Regina se acercó a la muchacha.
‒ Lo entiendo, claro que lo entiendo. Perdóname si te he tratado de forma incorrecta haciendo que echaras a correr conmigo, no lo pensé bien‒ tocó su rostro, buscando arreglar la discusión ‒ Belle me aconsejó salir de la ciudad contigo por miedo a que tuviera lugar una pelea. Ella parece conocer a tu madre de otro modo.
Emma, de repente, alzó la mirada hacia la morena.
‒ ¿Acaso Belle sabe algo?
‒ Por lo que parece sí. Tenía miedo de cómo tu madre reaccionaría si tú y ella hablaban.

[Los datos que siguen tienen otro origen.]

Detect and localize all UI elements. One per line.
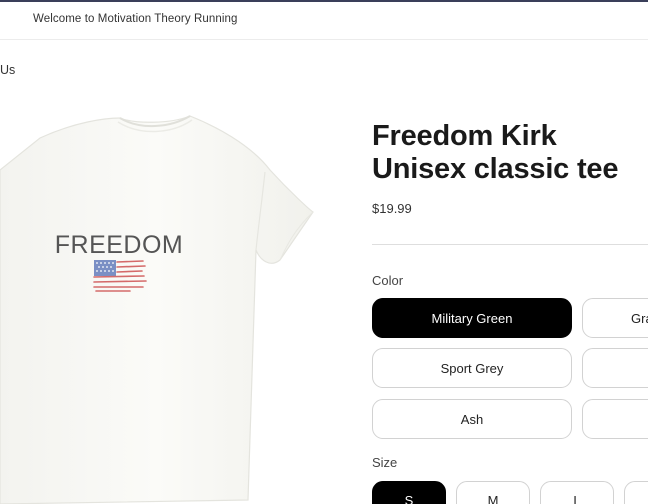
announcement-bar: Welcome to Motivation Theory Running [0,0,648,40]
size-option-s[interactable]: S [372,481,446,504]
size-option-label: M [487,493,499,504]
color-option-ash[interactable]: Ash [372,399,572,439]
color-option-label: Gra [631,310,648,326]
color-option-gra[interactable]: Gra [582,298,648,338]
size-label: Size [372,455,398,470]
color-option-label: Military Green [431,310,513,326]
product-image[interactable]: FREEDOM [0,100,325,504]
color-option-military-green[interactable]: Military Green [372,298,572,338]
product-price: $19.99 [372,201,412,216]
color-option[interactable] [582,348,648,388]
size-option[interactable] [624,481,648,504]
product-page: Welcome to Motivation Theory Running Us … [0,0,648,504]
color-option-sport-grey[interactable]: Sport Grey [372,348,572,388]
tshirt-illustration: FREEDOM [0,115,314,504]
color-label: Color [372,273,404,288]
breadcrumb[interactable]: Us [0,63,15,77]
color-option[interactable] [582,399,648,439]
size-option-label: L [573,493,581,504]
size-option-label: S [404,493,414,504]
color-option-label: Ash [460,411,484,427]
shirt-print-text: FREEDOM [55,231,184,259]
divider [372,244,648,245]
color-option-label: Sport Grey [440,360,504,376]
size-option-l[interactable]: L [540,481,614,504]
product-title: Freedom Kirk Unisex classic tee [372,120,619,185]
welcome-text: Welcome to Motivation Theory Running [33,13,238,25]
size-option-m[interactable]: M [456,481,530,504]
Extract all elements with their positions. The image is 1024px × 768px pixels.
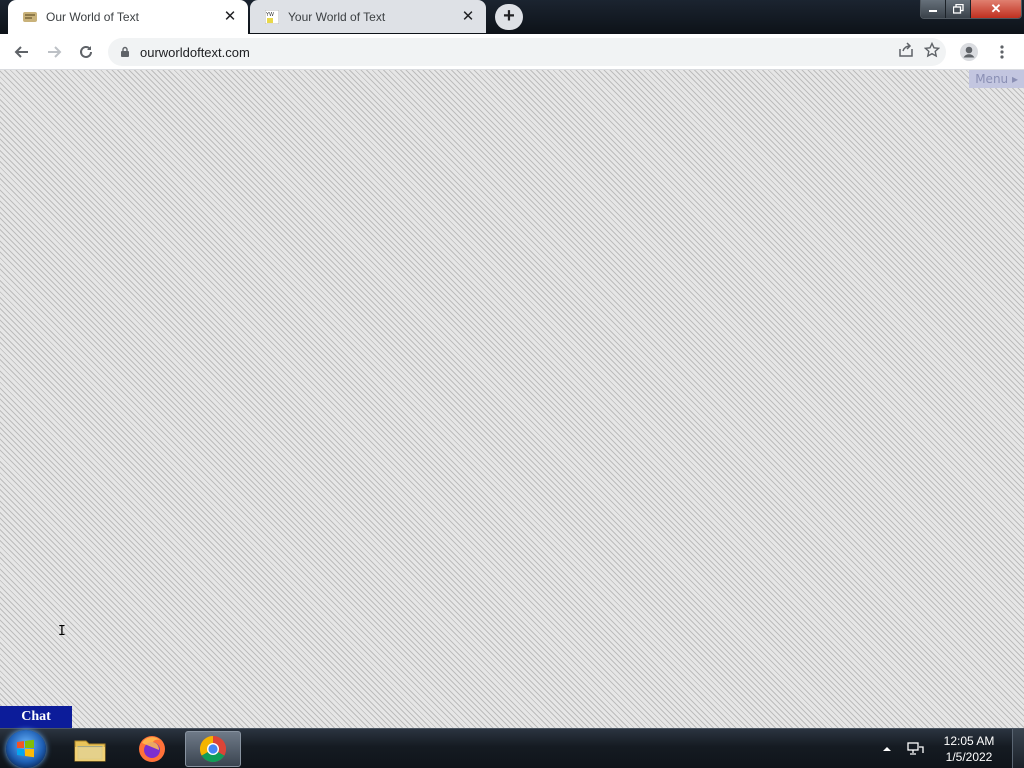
window-controls: ✕ — [920, 0, 1022, 19]
chrome-icon — [199, 735, 227, 763]
address-bar[interactable]: ourworldoftext.com — [108, 38, 946, 66]
three-dots-icon — [1000, 45, 1004, 59]
start-button[interactable] — [6, 730, 46, 768]
new-tab-button[interactable]: + — [495, 4, 523, 30]
reload-icon — [80, 45, 92, 58]
close-tab-icon[interactable]: ✕ — [222, 9, 238, 25]
tab-our-world-of-text[interactable]: Our World of Text ✕ — [8, 0, 248, 34]
file-explorer-icon — [74, 740, 106, 762]
text-cursor-icon: I — [58, 624, 66, 639]
back-button[interactable] — [8, 38, 36, 66]
forward-button[interactable] — [40, 38, 68, 66]
taskbar-chrome[interactable] — [185, 731, 241, 767]
lock-icon — [121, 46, 129, 57]
tab-title: Your World of Text — [288, 9, 386, 24]
show-hidden-icons-icon[interactable] — [882, 745, 892, 753]
restore-button[interactable] — [946, 0, 971, 18]
system-tray: 12:05 AM 1/5/2022 — [882, 729, 1024, 768]
minimize-button[interactable] — [921, 0, 946, 18]
tab-strip: Our World of Text ✕ YW Your World of Tex… — [0, 0, 1024, 34]
network-icon[interactable] — [906, 741, 924, 757]
taskbar: 12:05 AM 1/5/2022 — [0, 728, 1024, 768]
back-arrow-icon — [14, 46, 28, 58]
bookmark-star-icon[interactable] — [924, 42, 940, 58]
clock-time: 12:05 AM — [943, 734, 995, 748]
svg-text:YW: YW — [265, 12, 274, 18]
browser-menu-button[interactable] — [988, 38, 1016, 66]
close-tab-icon[interactable]: ✕ — [460, 8, 476, 25]
text-world-canvas[interactable]: Menu ▸ Chat — [0, 70, 1024, 728]
browser-toolbar: ourworldoftext.com — [0, 34, 1024, 70]
owot-favicon-icon — [22, 9, 38, 25]
show-desktop-button[interactable] — [1012, 729, 1024, 768]
reload-button[interactable] — [72, 38, 100, 66]
share-icon[interactable] — [898, 42, 914, 58]
firefox-icon — [139, 736, 165, 762]
forward-arrow-icon — [48, 46, 62, 58]
taskbar-firefox[interactable] — [124, 731, 180, 767]
clock[interactable]: 12:05 AM 1/5/2022 — [934, 733, 1004, 765]
clock-date: 1/5/2022 — [945, 750, 993, 764]
close-window-button[interactable]: ✕ — [971, 0, 1021, 18]
windows-logo-icon — [17, 739, 34, 758]
ywot-favicon-icon: YW — [264, 9, 280, 25]
profile-button[interactable] — [955, 38, 983, 66]
menu-button[interactable]: Menu ▸ — [969, 70, 1024, 88]
taskbar-file-explorer[interactable] — [62, 731, 118, 767]
profile-avatar-icon — [960, 43, 978, 61]
tab-title: Our World of Text — [46, 10, 139, 24]
tab-your-world-of-text[interactable]: YW Your World of Text ✕ — [250, 0, 486, 33]
address-url: ourworldoftext.com — [140, 44, 250, 60]
chat-button[interactable]: Chat — [0, 706, 72, 728]
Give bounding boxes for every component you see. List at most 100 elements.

‒ ¿No dijo de qué se trataba? ¿Ella ha visto a mi madre? ¿Ha hablado con ella?
‒ No sé, Emma. Tu madre está en la ciudad, eso es lo que me dijo y me pidió que nos fuéramos de allí por un tiempo antes de que os viérais y discutiérais.
La joven se giró y se rascó la cabeza.
‒ Pues ahora quiero volver y hablar personalmente con Ingrid.
Regina soltó un gran suspiro de insatisfacción.
‒ Emma, no es bueno cambiar de idea.
‒ Voy a ser breve. Si Ingrid tiene algo que decirme, me lo va a decir a la cara. Ninguna historia que invente me va a convencer. Ni aunque apele a la más sucia de las mentiras, voy a perdonarla. Quiero tener el placer de decirle todo lo que nunca le dije por falta de valor‒ Emma se giró hacia Regina
Regina vio cómo los ojos de Emma brillaban como el fuego, sentía mucha rabia hacia la madre. Sin quererlo, su actitud de llevarla lejos acabó por darle un impulso a la joven para enfrentar a Ingrid. Mills tragó en seco.
‒ Entonces tendremos que volver‒ dijo, decepcionada
Emma pidió perdón con su expresión.
‒ Por favor, tengo que hablar con ella. No estoy desistiendo de la idea de marcharme contigo, ni de nuestros planes, solo necesito resolver esto con Ingrid de una vez por todas. Quiero irme con la conciencia limpia además de probarme a mí misma que no soy una niña asustadiza. Necesito que me ayudes, me apoyes, porque sin ti no hay motivos para querer ser alguien más fuerte.
Cuando acabó, Emma encontró la mano de Regina, y entrelazo los dedos de ambas. Su expresión se suavizó un poco cuando se miraron de cerca. La sra. Mills aceptó el beso con urgencia. Se entendieron en aquel instante en que las lenguas se enredaban dentro de las bocas y exigían más que un sencillo beso.
‒ Nunca dejaré de ayudarte‒ Regina habló bajo, aún pegada al rostro de Emma
‒ Sufrí mucho esperando por alguien a quien no conocía. Pensaba que era mi madre, pero eras tú con un amor completamente diferente para darme, por eso resistí hasta ahora‒ dijo Emma, dejando suaves besos por el rostro de la mujer ‒ Te perdono por esta locura de hoy, por si quieres saberlo.
‒ Creo que me siento de la misma manera‒ dijo Regina, descansando los brazos en el cuerpo de la muchacha ‒ Vamos a acabar con nuestros problemas de la manera correcta.